In Bezug auf die verwendeten Gestagene hat sich in einer großen Anzahl von Untersuchungen lediglich für (Norethisteronacetat) NETA eine östrogenunabhängige Wirksamkeit auf die Knochendichte nachweisen lassen. Bisher wurde bezüglich der geringstnotwendigen osteoprotektiven wirksamen Dosis angenommen, dass diese lediglich für die Standarddosierungen von 2mg 17 beta-Östradiol/Östradiovalerat bzw. 0,6mg konjugierte Östrogene besteht. Eine Reihe von neueren Untersuchungen haben ergeben, dass bereits eine niedrigdosierte Hormonsubstitution mit 1mg 17 beta-Östradiol/Östradiolvalerat bzw. 0,3 mg konjugierte Östrogene osteoprotektiv wirksam ist.
"Delmas et al. belegten im Rahmen einer placebokontrollierten, randomisierten Doppelblindstudie bei Frauen eine signifikante Zunahme der Knochendichte an der LWS von 5,4, am Oberschenkelhals von 3,3 und am distalen Radius von 2,1 Prozent sowie am Ganzkörper von 3,0 Prozent unter 1mg 17 beta-Östradiol/0,5mg NETA (Activelle®) im Vergleich zu Placebo in einem Beobachtungszeitraum von zwei Jahren", so Hadji (siehe Grafik).

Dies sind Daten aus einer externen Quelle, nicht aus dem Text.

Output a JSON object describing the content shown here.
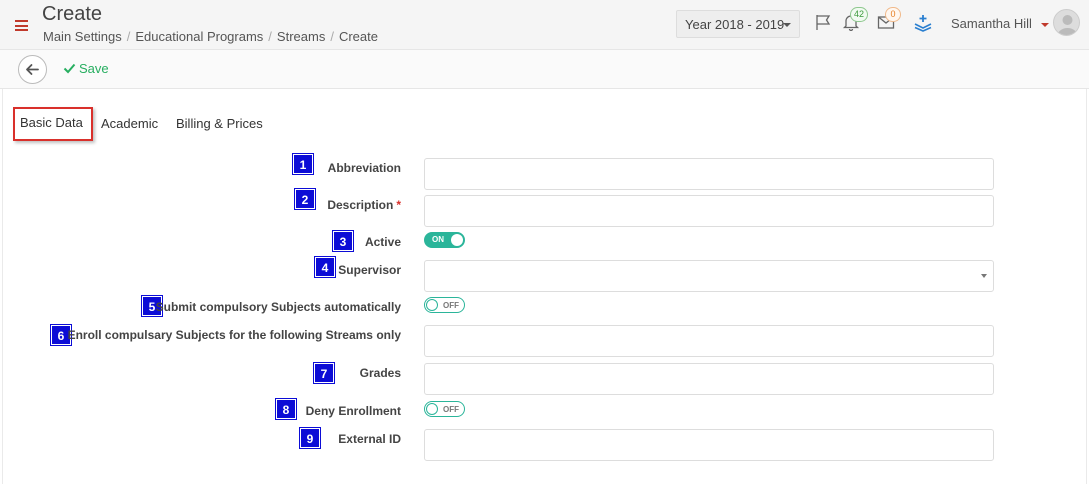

Die Ergebnisse einer kürzlich veröffentlichten, randomisierten, prospektiv kontrollierten dänischen Kohortenstudie (Danish Osteoporosis Prevention Study), an der insgesamt 2.016 früh postmenopausale Frauen teilgenommen hatten, zeigten im Rahmen einer intention to treat analysis eine Borderline-Signifikanz für die Abnahme des allgemeinen Frakturrisikos sowie eine signifikante Senkung der Unterarmfrakturen. In einer zusätzlichen Auswertung zeigte sich bei Frauen, die eine HRT 
(Trisequens®) über fünf Jahre durchgeführt hatten, eine Abnahme des allgemeinen Frakturrisikos von 39 sowie des Risikos für distale Radiusfrakturen von 76 Prozent.

Frakturen signifikant reduziert

Hadji: "Im Rahmen der Women´s Health Initiative, WHI, konnte nun erstmalig in einer placebokontrollierten, randomisierten Doppelblindstudie die Fähigkeit der HRT zur signifikanten Reduktion von osteoporosebedingten Frakturen der Lendenwirbelsäule sowie des Oberschenkelhalses zweifelsfrei nachgewiesen werden." Hierbei zeigte sich eine signifikante Reduktion klinisch vertebraler Frakturen um 34, von Oberschenkelhalsfrakturen um 34 sowie eine Reduktion der Gesamtfrakturrate um 23 Prozent. "Neben einer knochenstoffwechselgesunden Ernährung und Bewegung ist die HRT nach wie vor die Therapie der ersten Wahl im Rahmen der Osteoporoseprävention. Die Fähigkeit zum Schutz vor osteoporosebedingten Frakturen gilt nach der Veröffentlichung der Ergebnisse der WHI als bewiesen. Als großes Problem stellt sich die mangelnde Compliance, insbesondere im Hinblick auf die Langzeitanwendung dar. Nebenwirkungen wie unerwünschte Zwischenblutungen, die Angst vor Gewichtszunahme und Brustkrebs stehen im Vordergrund. Die Anwendung einer niedrig dosierten, dennoch aber osteoprotektiv wirksamen HRT könnte zu einer deutlich verbesserten Langzeitcompliance führen" so Hadji abschließend.